Le dépistage et la connaissance de la maladie, première étape de la prise en charge

Le dépistage précoce de l’HTA permet de limiter les complications. Il constitue le 1er maillon de la prise en charge. L’étude Esteban a mis en évidence qu’en France, malgré des mesures régulières de la PA, seul 1 hypertendu sur 2 avait connaissance de son hypertension. Aucune amélioration de la connaissance de l’HTA n’a été observée dans la population française depuis l’ENNS réalisée en 2006. Ce chiffre reste très en dessous du niveau de connaissance atteint dans les autres pays européens ou nord-américains. En Allemagne, au Canada, au Québec et aux États-Unis, plus de 80% des hypertendus avaient connaissance de leur hypertension. Au Portugal et en Angleterre, ce taux dépassait les 70%, et la moyenne dans les pays développés atteignait 67%. Compte tenu de la facilité de dépistage de l’HTA, du développement des appareils d’automesure à domicile et du niveau de recours aux soins en France, la stagnation du niveau de connaissance alors qu’il progresse dans de nombreux pays pose question.

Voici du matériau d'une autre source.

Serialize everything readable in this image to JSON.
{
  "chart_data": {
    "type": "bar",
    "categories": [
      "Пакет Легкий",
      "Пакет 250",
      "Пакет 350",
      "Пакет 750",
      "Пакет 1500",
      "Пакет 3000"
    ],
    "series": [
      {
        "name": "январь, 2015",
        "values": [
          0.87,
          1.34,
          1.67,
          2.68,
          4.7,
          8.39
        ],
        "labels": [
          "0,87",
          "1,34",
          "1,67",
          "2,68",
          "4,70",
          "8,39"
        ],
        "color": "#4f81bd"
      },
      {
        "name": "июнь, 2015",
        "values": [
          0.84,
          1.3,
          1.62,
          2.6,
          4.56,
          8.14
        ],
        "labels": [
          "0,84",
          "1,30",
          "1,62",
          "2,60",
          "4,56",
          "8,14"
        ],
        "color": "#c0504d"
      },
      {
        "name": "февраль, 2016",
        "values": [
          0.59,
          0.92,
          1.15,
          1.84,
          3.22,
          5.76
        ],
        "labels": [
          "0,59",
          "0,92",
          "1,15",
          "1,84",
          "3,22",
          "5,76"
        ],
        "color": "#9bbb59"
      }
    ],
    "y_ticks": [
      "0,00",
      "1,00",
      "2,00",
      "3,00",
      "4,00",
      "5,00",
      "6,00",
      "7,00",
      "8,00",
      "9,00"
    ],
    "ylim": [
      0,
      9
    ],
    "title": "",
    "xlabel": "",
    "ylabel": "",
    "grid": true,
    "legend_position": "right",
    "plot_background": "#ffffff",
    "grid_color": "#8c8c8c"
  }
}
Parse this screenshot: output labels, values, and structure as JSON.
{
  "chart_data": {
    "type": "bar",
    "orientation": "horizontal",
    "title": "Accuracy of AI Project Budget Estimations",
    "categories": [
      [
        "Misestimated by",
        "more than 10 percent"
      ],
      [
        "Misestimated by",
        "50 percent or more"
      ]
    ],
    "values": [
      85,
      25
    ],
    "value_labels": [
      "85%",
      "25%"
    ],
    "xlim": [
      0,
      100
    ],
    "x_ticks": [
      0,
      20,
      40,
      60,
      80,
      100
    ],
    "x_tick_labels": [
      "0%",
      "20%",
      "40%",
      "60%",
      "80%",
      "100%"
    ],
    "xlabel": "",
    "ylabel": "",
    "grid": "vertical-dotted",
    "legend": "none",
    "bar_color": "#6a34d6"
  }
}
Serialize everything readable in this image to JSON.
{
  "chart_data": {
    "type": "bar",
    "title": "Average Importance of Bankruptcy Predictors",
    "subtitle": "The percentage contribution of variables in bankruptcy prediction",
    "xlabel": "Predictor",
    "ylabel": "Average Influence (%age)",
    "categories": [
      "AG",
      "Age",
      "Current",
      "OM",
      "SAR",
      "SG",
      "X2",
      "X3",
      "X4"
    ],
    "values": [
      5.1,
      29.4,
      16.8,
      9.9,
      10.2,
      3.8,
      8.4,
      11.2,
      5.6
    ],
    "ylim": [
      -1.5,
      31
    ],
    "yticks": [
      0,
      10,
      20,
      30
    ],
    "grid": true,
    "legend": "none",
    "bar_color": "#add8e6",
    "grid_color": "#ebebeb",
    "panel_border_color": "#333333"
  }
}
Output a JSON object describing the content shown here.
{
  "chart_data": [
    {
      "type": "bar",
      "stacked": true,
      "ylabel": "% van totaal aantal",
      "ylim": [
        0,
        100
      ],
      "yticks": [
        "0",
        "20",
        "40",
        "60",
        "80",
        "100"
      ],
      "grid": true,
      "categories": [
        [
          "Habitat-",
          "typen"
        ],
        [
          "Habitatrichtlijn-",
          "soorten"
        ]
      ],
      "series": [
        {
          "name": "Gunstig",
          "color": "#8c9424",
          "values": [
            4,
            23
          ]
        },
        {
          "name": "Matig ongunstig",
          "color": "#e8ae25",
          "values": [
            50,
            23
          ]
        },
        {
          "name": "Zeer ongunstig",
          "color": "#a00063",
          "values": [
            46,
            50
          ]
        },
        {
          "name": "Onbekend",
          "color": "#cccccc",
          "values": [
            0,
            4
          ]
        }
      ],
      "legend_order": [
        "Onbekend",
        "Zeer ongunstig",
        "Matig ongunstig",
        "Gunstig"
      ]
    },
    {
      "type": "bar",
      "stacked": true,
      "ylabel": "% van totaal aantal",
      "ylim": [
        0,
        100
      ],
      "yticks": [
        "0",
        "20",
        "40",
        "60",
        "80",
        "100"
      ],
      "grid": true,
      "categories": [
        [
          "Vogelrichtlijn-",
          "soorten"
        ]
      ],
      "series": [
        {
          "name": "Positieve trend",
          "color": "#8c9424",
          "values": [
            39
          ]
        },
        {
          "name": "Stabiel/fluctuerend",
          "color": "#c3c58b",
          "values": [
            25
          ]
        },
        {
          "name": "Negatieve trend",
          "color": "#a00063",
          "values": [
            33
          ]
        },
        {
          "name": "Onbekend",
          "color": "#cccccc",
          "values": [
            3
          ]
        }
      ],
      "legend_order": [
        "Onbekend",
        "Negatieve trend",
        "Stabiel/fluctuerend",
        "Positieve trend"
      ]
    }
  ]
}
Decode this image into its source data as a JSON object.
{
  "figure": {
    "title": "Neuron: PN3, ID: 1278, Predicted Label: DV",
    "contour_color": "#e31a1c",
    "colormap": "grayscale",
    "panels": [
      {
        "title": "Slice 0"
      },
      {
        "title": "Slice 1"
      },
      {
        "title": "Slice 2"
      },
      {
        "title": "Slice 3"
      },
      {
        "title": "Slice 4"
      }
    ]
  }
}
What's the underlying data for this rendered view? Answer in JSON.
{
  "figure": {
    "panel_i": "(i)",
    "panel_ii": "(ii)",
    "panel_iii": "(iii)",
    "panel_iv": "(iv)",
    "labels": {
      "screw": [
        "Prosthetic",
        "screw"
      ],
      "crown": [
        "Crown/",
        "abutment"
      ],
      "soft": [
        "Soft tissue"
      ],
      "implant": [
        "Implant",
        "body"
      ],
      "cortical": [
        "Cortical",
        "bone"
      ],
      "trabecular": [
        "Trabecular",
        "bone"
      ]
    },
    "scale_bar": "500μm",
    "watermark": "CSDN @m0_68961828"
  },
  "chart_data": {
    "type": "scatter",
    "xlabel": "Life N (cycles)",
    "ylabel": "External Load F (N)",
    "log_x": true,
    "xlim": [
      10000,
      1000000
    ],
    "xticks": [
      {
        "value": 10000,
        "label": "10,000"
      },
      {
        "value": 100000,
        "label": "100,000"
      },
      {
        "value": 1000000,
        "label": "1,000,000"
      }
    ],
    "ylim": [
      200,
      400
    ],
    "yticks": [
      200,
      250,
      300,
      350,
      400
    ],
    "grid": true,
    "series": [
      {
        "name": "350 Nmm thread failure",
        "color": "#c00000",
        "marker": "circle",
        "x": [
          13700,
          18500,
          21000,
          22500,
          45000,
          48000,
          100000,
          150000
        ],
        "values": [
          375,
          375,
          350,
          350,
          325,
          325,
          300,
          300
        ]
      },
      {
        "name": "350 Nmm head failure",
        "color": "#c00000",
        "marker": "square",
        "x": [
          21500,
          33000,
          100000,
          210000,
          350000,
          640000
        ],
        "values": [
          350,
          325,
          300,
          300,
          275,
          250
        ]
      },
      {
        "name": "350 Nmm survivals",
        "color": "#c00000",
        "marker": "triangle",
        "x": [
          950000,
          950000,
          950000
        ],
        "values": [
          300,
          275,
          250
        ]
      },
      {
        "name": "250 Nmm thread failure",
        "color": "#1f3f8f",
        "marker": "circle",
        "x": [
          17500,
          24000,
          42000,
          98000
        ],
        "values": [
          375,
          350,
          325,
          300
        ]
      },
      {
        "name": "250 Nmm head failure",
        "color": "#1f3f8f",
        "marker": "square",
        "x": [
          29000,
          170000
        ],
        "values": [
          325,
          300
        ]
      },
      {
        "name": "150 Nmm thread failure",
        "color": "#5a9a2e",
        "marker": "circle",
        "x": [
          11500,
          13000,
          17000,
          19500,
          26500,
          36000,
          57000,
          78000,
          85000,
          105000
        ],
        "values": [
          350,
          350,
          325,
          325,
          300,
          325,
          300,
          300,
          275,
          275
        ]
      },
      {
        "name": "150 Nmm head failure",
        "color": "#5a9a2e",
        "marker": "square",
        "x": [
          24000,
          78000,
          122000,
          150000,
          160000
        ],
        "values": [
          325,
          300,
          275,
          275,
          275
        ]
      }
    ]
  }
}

Plusieurs hypothèses peuvent être avancées pour expliquer ce manque de connaissance, notamment un dépistage insuffisamment performant ou la difficulté de compréhension et d’acceptation du diagnostic par les patients lors de l’annonce de la maladie.

Dans l’étude Esteban, le manque de connaissance ne concernait pas seulement les hypertendus de bas grade (c’est-à-dire avec une PA inférieure à 160/100mm Hg) puisque respectivement 43% et 35% des adultes hypertendus de grade 2 et de grade 3 ne se savaient pas hypertendus.

Ce déficit de dépistage en France devrait interroger sur la nécessité d’une promotion de la mesure de la PA dans toute visite avec un professionnel de santé, sur l’importance de l’information et de l’éducation à la santé données au public et sur la nécessité d’un suivi tensionnel rapproché en cas de mesure élevée.

Un recours aux soins important

L’enquête Esteban a également mis en évidence que chez les adultes hypertendus ayant connaissance de leur maladie, 93% avaient au moins eu une consultation chez le MG dans l’année et 11,4% chez le cardiologue. En moyenne, les hypertendus avaient 10 consultations par an chez le généraliste. Néanmoins, le motif de la consultation n’étant pas connu dans cette étude, toutes n’avaient pas forcément pour motif l’HTA.